4
Yorum
0
Beğeni
0,0
Puan
824
Okunma
Ne zaman üzüm görsem, aklıma hep babaannemin sahurda sofrasında eksik etmediği üzüm hoşafı gelir. Bende niyedir bilinmez bunu hep hatırlarım, üstelik altı yıldır o üzüm hoşaflı sahurda birlikte olmamamıza rağmen.
Benim için sofrada başka bir şey olmasa da olurdu, kızarmış ekmek ve üzüm hoşafıyla bütün bir ömrü geçirebilirdim… Tabi çocukken. Çünkü çocukken daha bir kaygısız bakıyorsun hayata. O sofralar daha bir kalabalıktı mesela çocukken. Büyüdükçe o sofradakiler başka bir hayatlara gidiyor. Mesela ablam üniversiteyi kazanıp, amcamlar da bizim apartmandan taşınınca, kuzenlerimde gidince, her şey bana kaldığı için çok sevinmiştim. Ama o üzüm hoşafını tatlandıranın hep beraber kaşıklamak olduğunu fark ettim. Ben büyümek istemiyordum, büyüyünce en sevdiğim şeylerin tadını alamayacağımı sanıyordum. Çünkü babam üzüm hoşafından pek hoşlanmazdı.

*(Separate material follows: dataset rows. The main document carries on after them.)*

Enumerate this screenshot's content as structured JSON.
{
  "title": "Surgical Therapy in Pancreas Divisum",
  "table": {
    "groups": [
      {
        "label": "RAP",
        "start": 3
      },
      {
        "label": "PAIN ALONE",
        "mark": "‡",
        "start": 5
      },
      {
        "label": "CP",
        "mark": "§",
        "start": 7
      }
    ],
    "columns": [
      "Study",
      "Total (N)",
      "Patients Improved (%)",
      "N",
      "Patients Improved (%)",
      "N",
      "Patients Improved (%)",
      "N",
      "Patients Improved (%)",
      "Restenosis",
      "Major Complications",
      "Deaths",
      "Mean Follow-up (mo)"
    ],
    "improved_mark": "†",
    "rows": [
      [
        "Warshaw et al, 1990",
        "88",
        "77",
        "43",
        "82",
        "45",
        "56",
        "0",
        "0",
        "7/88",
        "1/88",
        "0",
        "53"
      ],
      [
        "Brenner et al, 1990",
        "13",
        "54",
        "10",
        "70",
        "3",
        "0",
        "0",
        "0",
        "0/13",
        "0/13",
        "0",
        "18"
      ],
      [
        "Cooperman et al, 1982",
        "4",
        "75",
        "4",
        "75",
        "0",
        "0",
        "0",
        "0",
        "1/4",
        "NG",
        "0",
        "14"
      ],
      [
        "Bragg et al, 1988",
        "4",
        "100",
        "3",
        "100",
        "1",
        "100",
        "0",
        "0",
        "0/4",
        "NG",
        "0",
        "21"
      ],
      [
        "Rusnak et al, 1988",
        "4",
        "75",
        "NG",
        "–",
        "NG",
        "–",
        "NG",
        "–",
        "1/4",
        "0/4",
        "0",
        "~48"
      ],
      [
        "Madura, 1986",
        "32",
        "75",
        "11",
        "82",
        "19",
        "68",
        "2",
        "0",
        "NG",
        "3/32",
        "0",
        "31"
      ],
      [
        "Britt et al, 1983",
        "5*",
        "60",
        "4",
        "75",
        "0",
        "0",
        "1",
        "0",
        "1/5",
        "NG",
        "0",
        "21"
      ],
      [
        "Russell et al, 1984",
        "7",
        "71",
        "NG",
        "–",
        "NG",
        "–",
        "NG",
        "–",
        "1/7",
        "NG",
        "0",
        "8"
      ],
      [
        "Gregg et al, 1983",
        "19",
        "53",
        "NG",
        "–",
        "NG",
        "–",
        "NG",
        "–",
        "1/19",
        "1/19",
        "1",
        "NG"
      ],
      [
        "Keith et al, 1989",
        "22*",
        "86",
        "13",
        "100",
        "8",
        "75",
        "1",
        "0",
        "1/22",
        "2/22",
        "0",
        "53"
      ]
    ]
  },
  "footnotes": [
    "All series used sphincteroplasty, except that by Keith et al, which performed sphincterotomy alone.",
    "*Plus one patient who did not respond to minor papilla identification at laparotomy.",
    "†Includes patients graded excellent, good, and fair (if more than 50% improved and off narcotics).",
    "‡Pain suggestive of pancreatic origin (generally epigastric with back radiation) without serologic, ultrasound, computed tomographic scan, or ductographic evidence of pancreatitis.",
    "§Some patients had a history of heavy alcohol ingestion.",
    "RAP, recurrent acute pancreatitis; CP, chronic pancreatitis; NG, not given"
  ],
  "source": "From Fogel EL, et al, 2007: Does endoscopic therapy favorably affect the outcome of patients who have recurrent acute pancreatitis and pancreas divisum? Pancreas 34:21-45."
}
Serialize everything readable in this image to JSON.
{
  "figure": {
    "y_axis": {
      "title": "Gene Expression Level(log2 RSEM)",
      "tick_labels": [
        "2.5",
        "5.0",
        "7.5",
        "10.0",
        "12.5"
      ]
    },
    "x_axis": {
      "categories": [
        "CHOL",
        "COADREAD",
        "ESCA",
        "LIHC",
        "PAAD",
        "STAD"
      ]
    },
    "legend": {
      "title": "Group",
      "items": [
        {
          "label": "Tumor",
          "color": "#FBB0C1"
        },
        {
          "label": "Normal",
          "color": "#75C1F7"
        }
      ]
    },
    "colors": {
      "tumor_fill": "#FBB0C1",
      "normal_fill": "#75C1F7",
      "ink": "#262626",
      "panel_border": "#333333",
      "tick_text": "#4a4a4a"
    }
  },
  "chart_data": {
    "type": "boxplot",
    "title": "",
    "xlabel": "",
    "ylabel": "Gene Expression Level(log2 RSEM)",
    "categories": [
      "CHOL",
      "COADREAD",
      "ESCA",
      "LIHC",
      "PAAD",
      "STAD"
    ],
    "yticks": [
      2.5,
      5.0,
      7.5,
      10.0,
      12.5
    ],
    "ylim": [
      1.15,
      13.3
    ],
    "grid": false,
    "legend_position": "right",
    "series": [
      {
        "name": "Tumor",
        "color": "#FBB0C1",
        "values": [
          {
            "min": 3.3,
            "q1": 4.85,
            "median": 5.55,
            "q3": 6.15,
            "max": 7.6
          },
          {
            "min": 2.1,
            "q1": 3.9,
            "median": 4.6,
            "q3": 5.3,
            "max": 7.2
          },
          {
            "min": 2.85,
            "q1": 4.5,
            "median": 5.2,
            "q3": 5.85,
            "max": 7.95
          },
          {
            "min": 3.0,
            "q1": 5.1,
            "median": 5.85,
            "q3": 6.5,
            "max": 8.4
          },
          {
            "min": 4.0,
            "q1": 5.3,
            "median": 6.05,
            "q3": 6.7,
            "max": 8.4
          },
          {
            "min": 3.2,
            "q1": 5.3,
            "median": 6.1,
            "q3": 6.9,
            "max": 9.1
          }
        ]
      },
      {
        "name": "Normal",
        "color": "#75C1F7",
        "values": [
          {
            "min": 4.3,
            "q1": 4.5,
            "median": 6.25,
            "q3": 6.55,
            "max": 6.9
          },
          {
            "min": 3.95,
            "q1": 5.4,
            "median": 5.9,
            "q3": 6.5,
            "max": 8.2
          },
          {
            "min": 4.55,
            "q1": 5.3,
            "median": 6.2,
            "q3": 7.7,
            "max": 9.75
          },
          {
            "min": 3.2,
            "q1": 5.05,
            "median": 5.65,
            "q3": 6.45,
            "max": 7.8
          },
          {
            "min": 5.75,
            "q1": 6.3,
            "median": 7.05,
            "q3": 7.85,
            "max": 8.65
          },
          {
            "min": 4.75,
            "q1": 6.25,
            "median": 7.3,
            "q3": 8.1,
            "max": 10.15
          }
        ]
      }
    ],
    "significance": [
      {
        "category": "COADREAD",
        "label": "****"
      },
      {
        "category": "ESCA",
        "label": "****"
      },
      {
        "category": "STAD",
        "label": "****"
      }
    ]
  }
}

Hep böyle kalamaz mıyım? Ablamla sokakta oynarken düşüp ağladığı o günlerde… Gözlerinden akan temiz gözyaşlarının aktığı o günlerde. Ablam bazen şimdi de ağlıyor ama boyalı gözlerinden akan gözyaşları, o günlerde ki gibi içten değil sanki. Belki benimki de.
Yine de anıları bende. Tadı hala damağımda olan üzüm hoşafı, hatırlayıp gülümsediğim çocukluğum ben de.